# - filipino grappling



## brothershaw (Feb 22, 2003)

Anybody have any info about filipino grappling I believe it is called dumog?


----------



## lhommedieu (Feb 22, 2003)

Dumog is a generic term for Filipino grappling.  There are many other terms that reflect regional styles which are often quite different from each other.  One good source of information about a particular style is:

http://www.garimot.com/harimaw_buno_the_book.shtml

Best,

Steve


----------



## pknox (Mar 6, 2003)

Interesting stuff.

I've always wondered if Dumog only referred to the throws and groundwork, or if it also incorporates the immobilizations and disarms we perform in trapping range while learning Kali.  I kind of thought it was the former, and always thought of Dumog as a sort of "Filipino Judo" -- kind of like Okinawan Tegumi.  The more I read, however, the more I think that's not the case.

Could really all unarmed Filipino attack forms that are not punches or kicks be thought of as Dumog then?  Basically anything that's not Kali/Escrima/Arnis and Panantukan?


----------



## pesilat (Mar 6, 2003)

> _Originally posted by pknox _
> *Interesting stuff.
> 
> I've always wondered if Dumog only referred to the throws and groundwork, or if it also incorporates the immobilizations and disarms we perform in trapping range while learning Kali.  I kind of thought it was the former, and always thought of Dumog as a sort of "Filipino Judo" -- kind of like Okinawan Tegumi.  The more I read, however, the more I think that's not the case.
> ...



I've heard a few different "definitions" of dumog. Seems to me that there's no definitive answer as to what dumog is or isn't. Each art/system/style/instructor will often have different viewpoints.

For me, personally, dumog is locking, balance disruption, takedowns, and throws (basically, grappling whether on the ground or standing up). I don't generally place disarms into the classification of dumog, but technically they would fit there since they use the same structures as locking, often incorporate a lock, and generally disrupt the person's balance.
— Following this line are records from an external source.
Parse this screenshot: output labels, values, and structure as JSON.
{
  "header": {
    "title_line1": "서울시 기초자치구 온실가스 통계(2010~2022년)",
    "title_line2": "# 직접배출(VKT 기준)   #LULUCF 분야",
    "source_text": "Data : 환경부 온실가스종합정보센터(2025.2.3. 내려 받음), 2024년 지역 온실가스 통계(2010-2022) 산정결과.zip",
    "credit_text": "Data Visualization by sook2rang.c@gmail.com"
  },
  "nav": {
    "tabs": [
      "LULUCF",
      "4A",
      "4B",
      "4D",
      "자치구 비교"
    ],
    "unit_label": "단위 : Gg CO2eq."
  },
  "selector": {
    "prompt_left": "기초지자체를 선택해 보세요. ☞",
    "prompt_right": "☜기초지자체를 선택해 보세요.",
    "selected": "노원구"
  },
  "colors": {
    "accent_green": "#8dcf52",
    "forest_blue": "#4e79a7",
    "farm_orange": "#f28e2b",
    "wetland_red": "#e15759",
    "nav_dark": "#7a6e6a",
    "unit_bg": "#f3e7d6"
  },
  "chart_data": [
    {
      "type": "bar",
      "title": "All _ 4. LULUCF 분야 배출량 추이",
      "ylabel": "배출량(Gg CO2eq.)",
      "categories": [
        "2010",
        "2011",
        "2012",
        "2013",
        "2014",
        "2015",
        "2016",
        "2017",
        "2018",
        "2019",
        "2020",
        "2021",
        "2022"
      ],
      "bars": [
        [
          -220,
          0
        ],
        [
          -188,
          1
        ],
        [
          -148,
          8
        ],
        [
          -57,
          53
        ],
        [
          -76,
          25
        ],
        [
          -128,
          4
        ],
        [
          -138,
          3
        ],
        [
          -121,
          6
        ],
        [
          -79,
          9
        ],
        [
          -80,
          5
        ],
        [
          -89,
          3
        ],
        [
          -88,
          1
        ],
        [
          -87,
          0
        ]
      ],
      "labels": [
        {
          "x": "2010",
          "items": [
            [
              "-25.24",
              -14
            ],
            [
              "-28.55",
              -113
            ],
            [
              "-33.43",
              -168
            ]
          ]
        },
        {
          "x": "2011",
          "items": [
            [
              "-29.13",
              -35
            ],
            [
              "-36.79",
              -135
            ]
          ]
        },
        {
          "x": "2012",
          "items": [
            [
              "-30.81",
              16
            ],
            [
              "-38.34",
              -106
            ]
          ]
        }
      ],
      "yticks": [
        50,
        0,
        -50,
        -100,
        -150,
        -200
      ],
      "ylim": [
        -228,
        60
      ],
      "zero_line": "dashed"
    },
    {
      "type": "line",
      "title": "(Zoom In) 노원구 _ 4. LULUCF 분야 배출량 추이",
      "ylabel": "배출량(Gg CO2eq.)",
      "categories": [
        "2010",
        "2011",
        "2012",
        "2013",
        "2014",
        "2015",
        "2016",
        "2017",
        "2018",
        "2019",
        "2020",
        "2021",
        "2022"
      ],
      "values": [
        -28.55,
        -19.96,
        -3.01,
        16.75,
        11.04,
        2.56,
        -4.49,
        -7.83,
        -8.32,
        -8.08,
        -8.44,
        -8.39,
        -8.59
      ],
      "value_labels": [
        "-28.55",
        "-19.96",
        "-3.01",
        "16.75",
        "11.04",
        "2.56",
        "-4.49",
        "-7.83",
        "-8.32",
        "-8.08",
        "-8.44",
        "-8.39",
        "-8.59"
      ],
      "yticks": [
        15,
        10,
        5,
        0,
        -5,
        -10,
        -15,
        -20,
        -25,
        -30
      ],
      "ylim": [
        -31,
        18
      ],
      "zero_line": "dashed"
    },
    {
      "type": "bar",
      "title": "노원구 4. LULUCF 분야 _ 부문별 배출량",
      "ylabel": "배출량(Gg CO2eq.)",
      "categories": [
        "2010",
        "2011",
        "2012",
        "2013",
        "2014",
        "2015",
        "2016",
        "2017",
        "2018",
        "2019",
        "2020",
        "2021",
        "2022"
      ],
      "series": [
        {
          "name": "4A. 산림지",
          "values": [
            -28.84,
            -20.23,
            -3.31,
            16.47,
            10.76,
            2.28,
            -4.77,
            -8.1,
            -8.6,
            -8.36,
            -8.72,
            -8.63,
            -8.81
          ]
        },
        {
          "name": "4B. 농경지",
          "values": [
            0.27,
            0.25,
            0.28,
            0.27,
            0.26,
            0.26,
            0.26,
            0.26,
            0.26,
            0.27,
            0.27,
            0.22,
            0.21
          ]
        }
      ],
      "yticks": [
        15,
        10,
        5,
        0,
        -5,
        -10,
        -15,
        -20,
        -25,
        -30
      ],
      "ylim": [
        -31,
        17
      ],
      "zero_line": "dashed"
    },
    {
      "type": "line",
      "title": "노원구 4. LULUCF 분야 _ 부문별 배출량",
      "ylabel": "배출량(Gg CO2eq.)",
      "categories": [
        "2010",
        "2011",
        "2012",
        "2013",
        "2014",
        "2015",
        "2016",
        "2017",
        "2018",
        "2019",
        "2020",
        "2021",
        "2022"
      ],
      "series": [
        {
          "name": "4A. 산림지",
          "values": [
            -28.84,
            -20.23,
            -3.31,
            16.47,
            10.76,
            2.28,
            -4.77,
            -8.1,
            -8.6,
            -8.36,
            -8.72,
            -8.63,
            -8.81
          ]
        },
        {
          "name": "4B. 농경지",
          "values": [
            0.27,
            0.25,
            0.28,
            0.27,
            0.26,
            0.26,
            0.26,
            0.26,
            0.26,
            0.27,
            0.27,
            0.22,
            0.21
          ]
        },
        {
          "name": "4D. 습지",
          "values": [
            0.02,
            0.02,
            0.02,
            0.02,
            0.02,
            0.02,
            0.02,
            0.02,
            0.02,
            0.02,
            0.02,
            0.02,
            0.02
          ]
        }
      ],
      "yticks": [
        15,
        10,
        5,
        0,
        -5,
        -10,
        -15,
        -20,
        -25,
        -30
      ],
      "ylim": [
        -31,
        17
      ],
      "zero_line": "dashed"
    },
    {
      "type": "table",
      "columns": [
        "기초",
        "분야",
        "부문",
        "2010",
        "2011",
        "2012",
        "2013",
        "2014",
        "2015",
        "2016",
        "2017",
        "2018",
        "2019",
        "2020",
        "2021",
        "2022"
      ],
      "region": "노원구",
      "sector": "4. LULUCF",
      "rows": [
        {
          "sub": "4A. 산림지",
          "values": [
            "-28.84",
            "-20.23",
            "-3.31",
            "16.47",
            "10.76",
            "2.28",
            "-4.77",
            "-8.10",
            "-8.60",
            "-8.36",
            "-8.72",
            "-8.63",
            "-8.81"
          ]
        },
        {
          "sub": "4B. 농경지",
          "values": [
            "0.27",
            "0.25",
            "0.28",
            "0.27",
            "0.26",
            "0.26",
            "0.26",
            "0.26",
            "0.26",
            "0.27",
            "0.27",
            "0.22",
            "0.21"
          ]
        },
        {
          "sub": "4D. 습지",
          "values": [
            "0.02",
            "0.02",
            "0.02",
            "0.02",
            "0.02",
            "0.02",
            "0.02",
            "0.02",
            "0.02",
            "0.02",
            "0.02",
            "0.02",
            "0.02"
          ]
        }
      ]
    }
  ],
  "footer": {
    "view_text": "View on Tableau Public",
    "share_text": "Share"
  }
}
I consider trapping a kind of grey area - and connection - between dumog and panantukan (I generally use the term pangamot, but same same).

Mike


----------



## pknox (Mar 6, 2003)

> _Originally posted by pesilat _
> *For me, personally, dumog is locking, balance disruption, takedowns, and throws (basically, grappling whether on the ground or standing up)*



That's kind of what I've found too, pesilat.  I also agree that it seems to be a hard definition to pin down, and it definitely depends on who you talk to.  Its kind of funny, because i always wondered a bit about Dumog and thought to myself that I would like to investigate it one day if I ever had the chance.  It turns out that most of us who study the stick arts were actually learning elements of Dumog and never realized it -- probably because we were never told, "this is a technique that comes to us from Dumog."  Kind of reminds me of when I was studying Japanese karate and began learning some takedowns and throws -- when I later began studying judo, I realized I actually knew some of the techniques already from my karate training.

BTW, I study mixed grappling as well, and in addition to BJJ, shootwrestling, and silat, I have always been told that one of the sources of our techniques is "filipino grappling."  That kind of puts all of this in perspective for me now as well.


----------



## moromoro (Mar 22, 2003)

most filipino systems teach dumog, some are better than others. unlike other grappling arts dumog is probably the most street orientated in my practice in the philippines dumog was done with weapons as well as empty hands..


terry


----------



## Stickgrappler (Mar 27, 2003)

check out this old thread:

http://www.martialtalk.com/forum/showthread.php?s=&threadid=3443

HTH


----------